# How photon is force carrier of electromagnetic force in macroscopic level.?

1. May 26, 2012

i have gone through that photon is force carrier of em force..but in macroscopic level as far as I studied I know em force is designated with field in macroscopic rather than a particle like interaction.so how can they justify that em force is managed by photon.If photon is more plausible is it right that what ever I read and what ever problems I ve done in undergraduate level using field like interaction is wrong :@
I reckon maxwell's laws are also based on field concept!
Thanks for reading out this and helping me

2. May 26, 2012

### vanhees71

The best theory about elementary particles, bulk matter built by them and their interactions (except gravity) today is relativistic quantum field theory. A particle-point of view is extremely delicate and thus the attempts of popular-physics books authors to explain forces as the exchange of particles quite strange to a theoretical particle physicist.

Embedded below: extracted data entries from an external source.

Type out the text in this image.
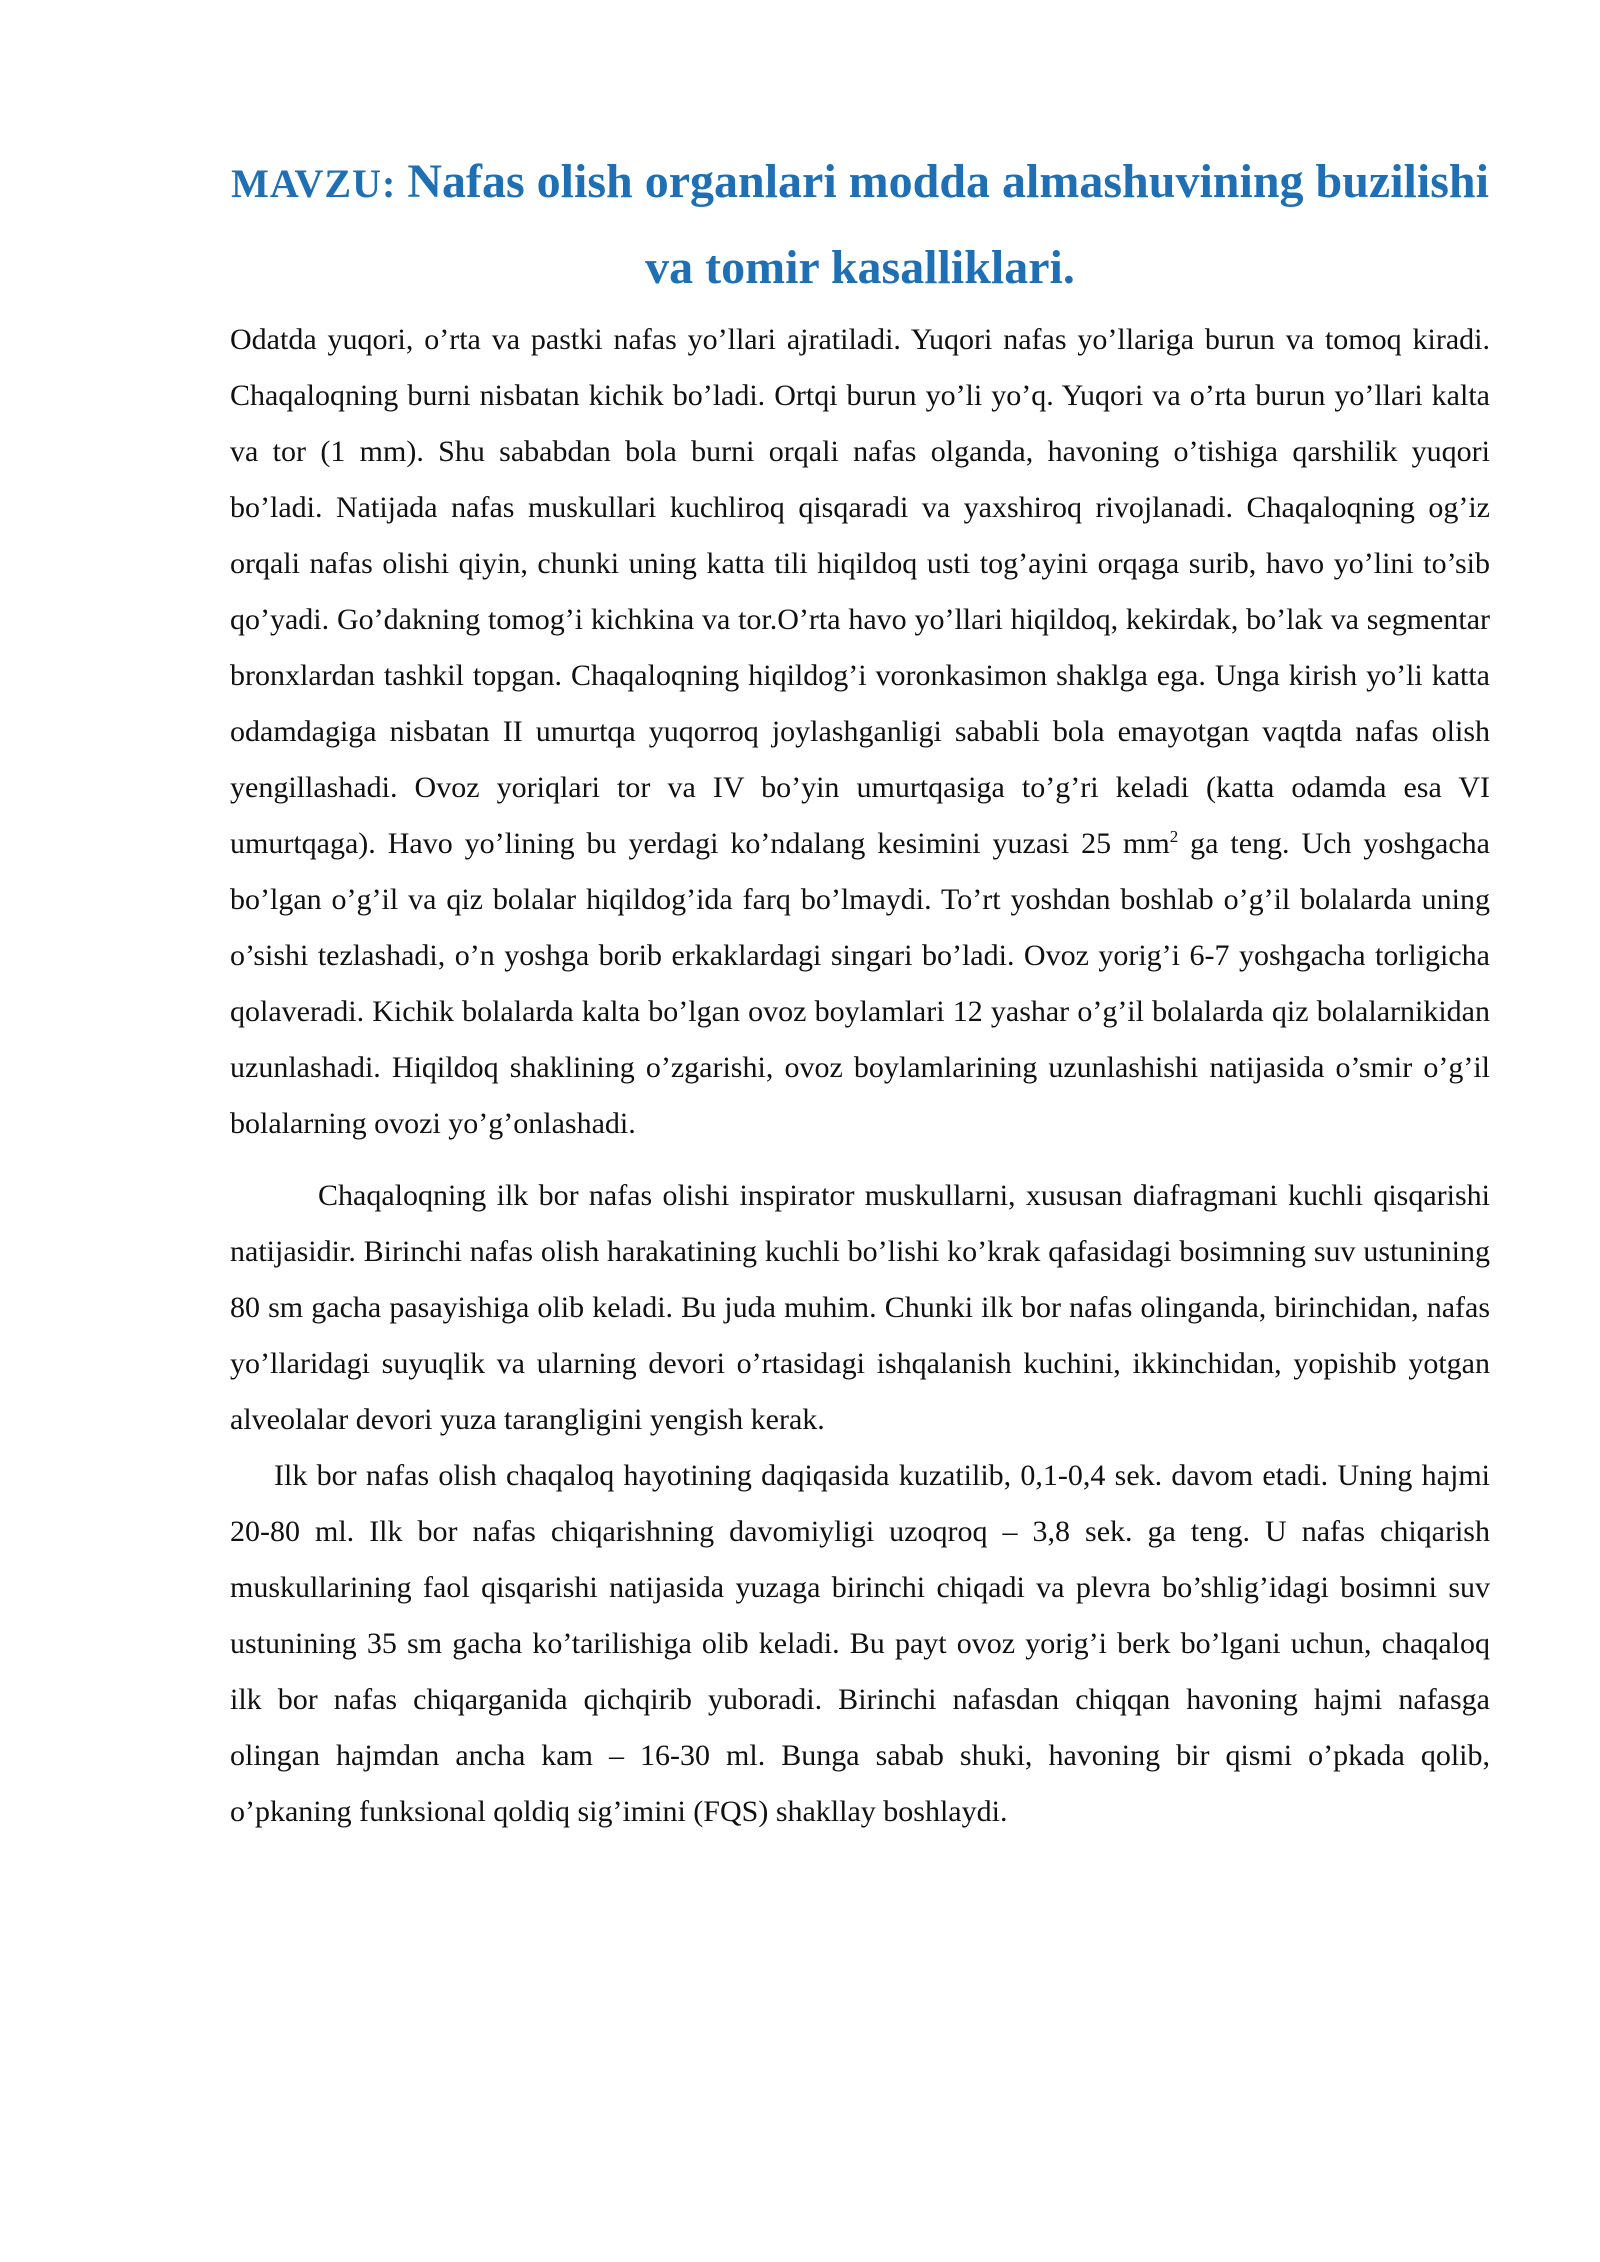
MAVZU: Nafas olish organlari modda almashuvining buzilishi va tomir kasalliklari.

Odatda yuqori, o’rta va pastki nafas yo’llari ajratiladi. Yuqori nafas yo’llariga burun va tomoq kiradi. Chaqaloqning burni nisbatan kichik bo’ladi. Ortqi burun yo’li yo’q. Yuqori va o’rta burun yo’llari kalta va tor (1 mm). Shu sababdan bola burni orqali nafas olganda, havoning o’tishiga qarshilik yuqori bo’ladi. Natijada nafas muskullari kuchliroq qisqaradi va yaxshiroq rivojlanadi. Chaqaloqning og’iz orqali nafas olishi qiyin, chunki uning katta tili hiqildoq usti tog’ayini orqaga surib, havo yo’lini to’sib qo’yadi. Go’dakning tomog’i kichkina va tor.O’rta havo yo’llari hiqildoq, kekirdak, bo’lak va segmentar bronxlardan tashkil topgan. Chaqaloqning hiqildog’i voronkasimon shaklga ega. Unga kirish yo’li katta odamdagiga nisbatan II umurtqa yuqorroq joylashganligi sababli bola emayotgan vaqtda nafas olish yengillashadi. Ovoz yoriqlari tor va IV bo’yin umurtqasiga to’g’ri keladi (katta odamda esa VI umurtqaga). Havo yo’lining bu yerdagi ko’ndalang kesimini yuzasi 25 $mm^2$ ga teng. Uch yoshgacha bo’lgan o’g’il va qiz bolalar hiqildog’ida farq bo’lmaydi. To’rt yoshdan boshlab o’g’il bolalarda uning o’sishi tezlashadi, o’n yoshga borib erkaklardagi singari bo’ladi. Ovoz yorig’i 6-7 yoshgacha torligicha qolaveradi. Kichik bolalarda kalta bo’lgan ovoz boylamlari 12 yashar o’g’il bolalarda qiz bolalarnikidan uzunlashadi. Hiqildoq shaklining o’zgarishi, ovoz boylamlarining uzunlashishi natijasida o’smir o’g’il bolalarning ovozi yo’g’onlashadi.

Chaqaloqning ilk bor nafas olishi inspirator muskullarni, xususan diafragmani kuchli qisqarishi natijasidir. Birinchi nafas olish harakatining kuchli bo’lishi ko’krak qafasidagi bosimning suv ustunining 80 sm gacha pasayishiga olib keladi. Bu juda muhim. Chunki ilk bor nafas olinganda, birinchidan, nafas yo’llaridagi suyuqlik va ularning devori o’rtasidagi ishqalanish kuchini, ikkinchidan, yopishib yotgan alveolalar devori yuza tarangligini yengish kerak.

Ilk bor nafas olish chaqaloq hayotining daqiqasida kuzatilib, 0,1-0,4 sek. davom etadi. Uning hajmi 20-80 ml. Ilk bor nafas chiqarishning davomiyligi uzoqroq – 3,8 sek. ga teng. U nafas chiqarish muskullarining faol qisqarishi natijasida yuzaga birinchi chiqadi va plevra bo’shlig’idagi bosimni suv ustunining 35 sm gacha ko’tarilishiga olib keladi. Bu payt ovoz yorig’i berk bo’lgani uchun, chaqaloq ilk bor nafas chiqarganida qichqirib yuboradi. Birinchi nafasdan chiqqan havoning hajmi nafasga olingan hajmdan ancha kam – 16-30 ml. Bunga sabab shuki, havoning bir qismi o’pkada qolib, o’pkaning funksional qoldiq sig’imini (FQS) shakllay boshlaydi.
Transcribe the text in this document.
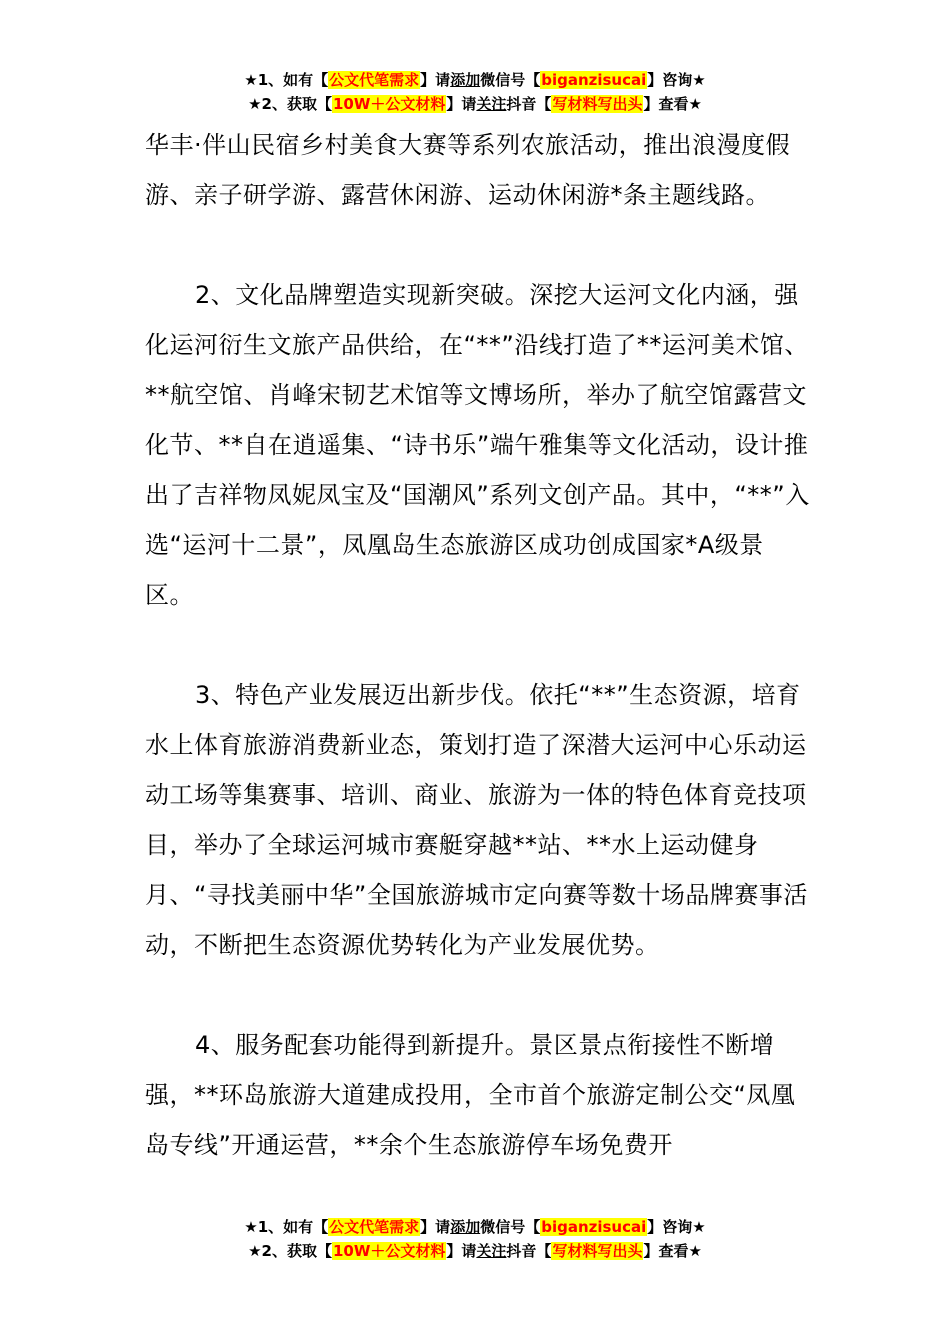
★1、如有【公文代笔需求】请添加微信号【biganzisucai】咨询★
★2、获取【10W＋公文材料】请关注抖音【写材料写出头】查看★

华丰·伴山民宿乡村美食大赛等系列农旅活动，推出浪漫度假游、亲子研学游、露营休闲游、运动休闲游*条主题线路。

2、文化品牌塑造实现新突破。深挖大运河文化内涵，强化运河衍生文旅产品供给，在“**”沿线打造了**运河美术馆、**航空馆、肖峰宋韧艺术馆等文博场所，举办了航空馆露营文化节、**自在逍遥集、“诗书乐”端午雅集等文化活动，设计推出了吉祥物凤妮凤宝及“国潮风”系列文创产品。其中，“**”入选“运河十二景”，凤凰岛生态旅游区成功创成国家*A级景区。

3、特色产业发展迈出新步伐。依托“**”生态资源，培育水上体育旅游消费新业态，策划打造了深潜大运河中心乐动运动工场等集赛事、培训、商业、旅游为一体的特色体育竞技项目，举办了全球运河城市赛艇穿越**站、**水上运动健身月、“寻找美丽中华”全国旅游城市定向赛等数十场品牌赛事活动，不断把生态资源优势转化为产业发展优势。

4、服务配套功能得到新提升。景区景点衔接性不断增强，**环岛旅游大道建成投用，全市首个旅游定制公交“凤凰岛专线”开通运营，**余个生态旅游停车场免费开

★1、如有【公文代笔需求】请添加微信号【biganzisucai】咨询★
★2、获取【10W＋公文材料】请关注抖音【写材料写出头】查看★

This becomes clear, when one asks precisely your question about the Coulomb force between macroscopic bodies. It can not be understood easily in the particle picture, let alone by the exchange of photons. It is very difficult to make sense (both theoretically and experimentally) of something like a photon position or localization since there is not even a well-defined position operator for photons to describe its location. What you can determine are reactions of a measuring device (like a photomultiplier or CCD plate) with the electromagnetic fields aka. photons. It is also not so easy to make sure that one measures really single-photon states or only very-low intensity coherent states, but that's not the topic here.

The understanding of the Coulomb force for heavy/macroscopic charged bodies within quantum field theory amounts to the coherent resummation over infinitely many Feynman diagrams, which in the very mathematical language of quantum field theory are called photon-exchange diagrams. You sum over all the n-photon exchange diagrams with $n=1,2,3,\ldots$, where no photon lines cross (that's called the resummation of ladder diagrams). This resummation becomes important, when the momenta of the "exchanged photons" (these are no real photons but just mathematical descriptions of the electromagnetic field in terms of its (free) propagator) become small, because then the growing powers of electromagnetic coupling constants in the numerator of these mathematical expressions are compensated by the soft-photon-propagator denominators which becomes nearly zero in this kinematical regime. After this resummation, what comes out is nothing else than the classical Coulomb force between two heavy point particles at rest. On top of this you can evaluate quantum corrections by taking into account also other diagrams like those with crossed photon lines.

After all this mathematical trouble one comes to the conclusion that a much better intuitive understanding is still to think in terms of fields as the "mediators" of interactions than in terms of "virtual particles" that are bouncing back and forth between the interacting bodies.

For a very thorough explanation of the soft-photon (infrared) phenomena in QED, see

Weinberg, Quantum Theory of Fields, Vol. I.

3. May 26, 2012

### Bill_K

vanhees71, You're making the issue sound very, very complicated indeed, which it is not. The Coulomb potential e2/r arises from one-photon exchange, and that is all of QED that is required to explain it.

Higher order diagrams are necessary only if you're interested in quantum corrections like the Lamb shift or the anomalous magnetic moment. Infrared photons are not involved either.
Infrared divergences when they arise are canceled by other divergent diagrams of the same order, not by "growing powers of the electromagnetic coupling constant". (which is less than one anyway!)

4. May 26, 2012

### Morgoth

It's all part of the gauge symmetries of your lagrangian. In fact when you try to make your lagrangian (let us say of a Dirac particle/Dirac equation, like electrons) symmetrical under local gauge transformations of a phase (meaning that your Ψ'= exp[-ib X(t,r)] Ψ should not change your lagrangian) and Lorentz invariant, you will inevitably end up adding a certain field:
Av which you know just its transformation, that is exactly the same as that of the EM field Av: A'v=Av+∂v

Then by trying to get back your equation of motions from the lagrangian you will see that you will have to add a certain term FμvFμv which you define as Fμv=∂μAv-∂vAμ
otherwise you would get zero 4current, or generally speaking because you want a "term of motion", which would have the derivatives of Aμ.

Solving then again your equations of motion (for A)for your lagrangian,you will receive 2 Maxwell's Equations thanks to that F, and then the Jacobi identity will give you the rest 2!

5. May 26, 2012

### vanhees71

With the single-photon exchange you don't get the approximation for, say, an electron in the hydrogen atom in the (in fact excellent) approximation that you can treat the proton simply as an external Coulomb field, in which the electron moves according to the Dirac equation with this external Coulomb field. This is in fact the starting point for calculating the higher-order corrections like the hyper-fine splitting (due to the magnetic moment of the proton) and the Lamb shift (which involves indeed radiative corrections, involving loops). From the point of view of qft that approximation is obtained by the soft-photon resummation I tried to sketch in my previous posting.

That's what I consider the appearance of the classical-field approximation for the motion of a light particle close to a heavy particle.